Immerhin hat diese Studie es in die wissenschaftliche Literatur und in einen Normenentwurf geschafft. Dass man Kinder buchstäblich per Knopfdruck aktivieren oder beruhigen kann, wurde sogar in einer Fernsehshow „Die große Show der Naturwunder“ vom ARD präsentiert. Ein Triumph des HARKing! Und hier ist der Emotionswähler, den sich die Lehrerschaft gewünscht hatte.
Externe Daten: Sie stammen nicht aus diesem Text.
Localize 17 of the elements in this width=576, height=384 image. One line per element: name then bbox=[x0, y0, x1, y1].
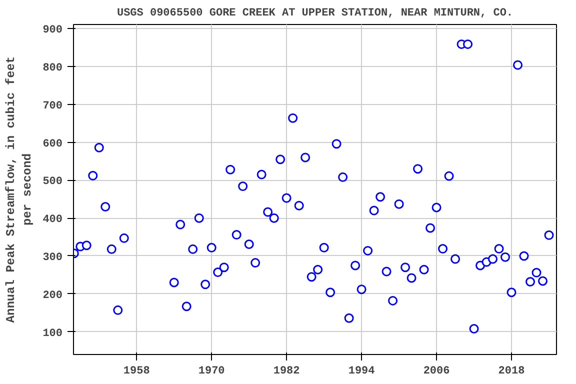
y-tick-label: 100 bbox=[42, 328, 63, 340]
y-tick-label: 400 bbox=[42, 214, 63, 226]
chart-title: USGS 09065500 GORE CREEK AT UPPER STATION, NEAR MINTURN, CO. bbox=[116, 8, 514, 20]
y-tick-label: 700 bbox=[42, 100, 63, 112]
y-tick-label: 900 bbox=[42, 24, 63, 37]
y-tick-label: 300 bbox=[42, 252, 63, 264]
x-tick-label: 1982 bbox=[273, 366, 300, 378]
x-tick-label: 2006 bbox=[423, 366, 450, 378]
y-axis-title: Annual Peak Streamflow, in cubic feet per second bbox=[4, 56, 35, 323]
x-tick-label: 1970 bbox=[198, 366, 225, 378]
x-tick-label: 1958 bbox=[123, 366, 150, 378]
y-tick-label: 200 bbox=[42, 290, 63, 302]
x-tick-label: 2018 bbox=[498, 366, 526, 378]
y-tick-label: 600 bbox=[42, 138, 63, 150]
y-tick-label: 800 bbox=[42, 62, 63, 75]
y-tick-label: 500 bbox=[42, 176, 63, 188]
x-tick-label: 1994 bbox=[348, 366, 376, 378]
HARKing ist eine gängige Methode. Hat man einmal festgestellt, dass man bestimmte Fragen „signifikant“ testen kann, ermittelt man neue Erkenntnisse schneller, als andere denken können. Man kann dem Auftraggeber ein Ergebnis völlig legal vorab garantieren und die Studie nachschieben. Wie diese todsicher gelingt, lässt sich im Voraus berechnen.

Der allergrößte Anteil der Studien, die ihre Erkenntnisse über HARKing gewinnen, wird aber von Forschenden ausgeführt, denen ihr Vorgehen nicht einmal bewusst ist. Man stößt zufällig auf Gemeinsamkeiten und erklärt diese mit einer geeigneten Studie.